Now, however, Tiemann has returned to his longstanding interest in abstraction, first revealed in his stain paintings of the sixties and consummated in his shiny silver grids of the seventies. In place of the predictable canvas support for abstract painting, pegboard, which Tiemann first used in a series known as the Leaning Building Materials of 1987-88, provides a readymade grid, a resistant and unforgiving surface, and a specific, undisguised identity. A black or other colors of oilstick are dragged across the board’s surface. Although they utilize very little paint (only the red dots in one piece are colored with acrylic), the pegboard works are fully comprehensible as paintings. The density of color and the absorption of light vary from painting to painting. Without resorting to compositional balance, these works explore the pictorial possibilities of dividing the plane, recalling the paintings of Barnett Newman, while maintaining the all-overness of Jackson Pollock.

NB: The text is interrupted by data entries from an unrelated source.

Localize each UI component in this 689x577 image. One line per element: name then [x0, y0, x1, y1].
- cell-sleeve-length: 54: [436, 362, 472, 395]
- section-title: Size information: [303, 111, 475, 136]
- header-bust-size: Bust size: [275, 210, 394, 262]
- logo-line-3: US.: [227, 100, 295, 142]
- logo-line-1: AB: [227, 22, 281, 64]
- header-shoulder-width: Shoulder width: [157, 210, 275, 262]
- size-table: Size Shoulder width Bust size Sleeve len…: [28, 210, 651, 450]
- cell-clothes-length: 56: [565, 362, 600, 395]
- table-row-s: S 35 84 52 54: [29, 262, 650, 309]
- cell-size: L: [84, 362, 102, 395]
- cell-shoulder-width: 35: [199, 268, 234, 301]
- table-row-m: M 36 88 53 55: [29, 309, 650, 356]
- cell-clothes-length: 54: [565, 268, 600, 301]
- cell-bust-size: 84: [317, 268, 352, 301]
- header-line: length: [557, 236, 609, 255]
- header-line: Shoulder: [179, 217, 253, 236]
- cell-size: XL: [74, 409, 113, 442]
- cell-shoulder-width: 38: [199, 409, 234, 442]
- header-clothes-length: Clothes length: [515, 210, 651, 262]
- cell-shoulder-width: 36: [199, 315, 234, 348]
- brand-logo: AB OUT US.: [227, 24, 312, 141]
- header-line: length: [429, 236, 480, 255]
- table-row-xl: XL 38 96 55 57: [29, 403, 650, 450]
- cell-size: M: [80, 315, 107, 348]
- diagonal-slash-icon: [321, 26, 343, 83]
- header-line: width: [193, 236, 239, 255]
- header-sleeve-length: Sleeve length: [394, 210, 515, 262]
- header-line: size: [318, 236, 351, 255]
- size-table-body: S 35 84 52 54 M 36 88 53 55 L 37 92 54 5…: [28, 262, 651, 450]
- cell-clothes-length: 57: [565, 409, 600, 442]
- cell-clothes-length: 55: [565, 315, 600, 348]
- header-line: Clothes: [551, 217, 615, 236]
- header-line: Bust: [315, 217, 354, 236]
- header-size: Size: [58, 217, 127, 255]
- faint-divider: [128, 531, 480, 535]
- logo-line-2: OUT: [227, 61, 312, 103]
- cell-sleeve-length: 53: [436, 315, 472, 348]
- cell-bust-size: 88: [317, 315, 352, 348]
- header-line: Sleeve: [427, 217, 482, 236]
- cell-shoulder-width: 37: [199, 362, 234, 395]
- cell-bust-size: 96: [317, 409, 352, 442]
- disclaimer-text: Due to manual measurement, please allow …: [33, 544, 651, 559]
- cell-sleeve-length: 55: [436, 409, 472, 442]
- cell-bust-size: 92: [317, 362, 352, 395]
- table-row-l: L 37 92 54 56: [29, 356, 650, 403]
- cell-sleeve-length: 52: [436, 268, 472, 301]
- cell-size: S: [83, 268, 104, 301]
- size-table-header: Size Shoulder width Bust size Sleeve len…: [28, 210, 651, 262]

Unlike the abstract expressionists, Tiemann has no use for the romance of painting or the ego-affirming gesture. His marks are repetitive without being mechanical and tremulously human without a hint of pathos. Most surprisingly, he coaxes an authentic, transformative presence, an assertive physicality, from the flimsiest of common construction materials in a manner that could be termed Aesthetic Industrialism.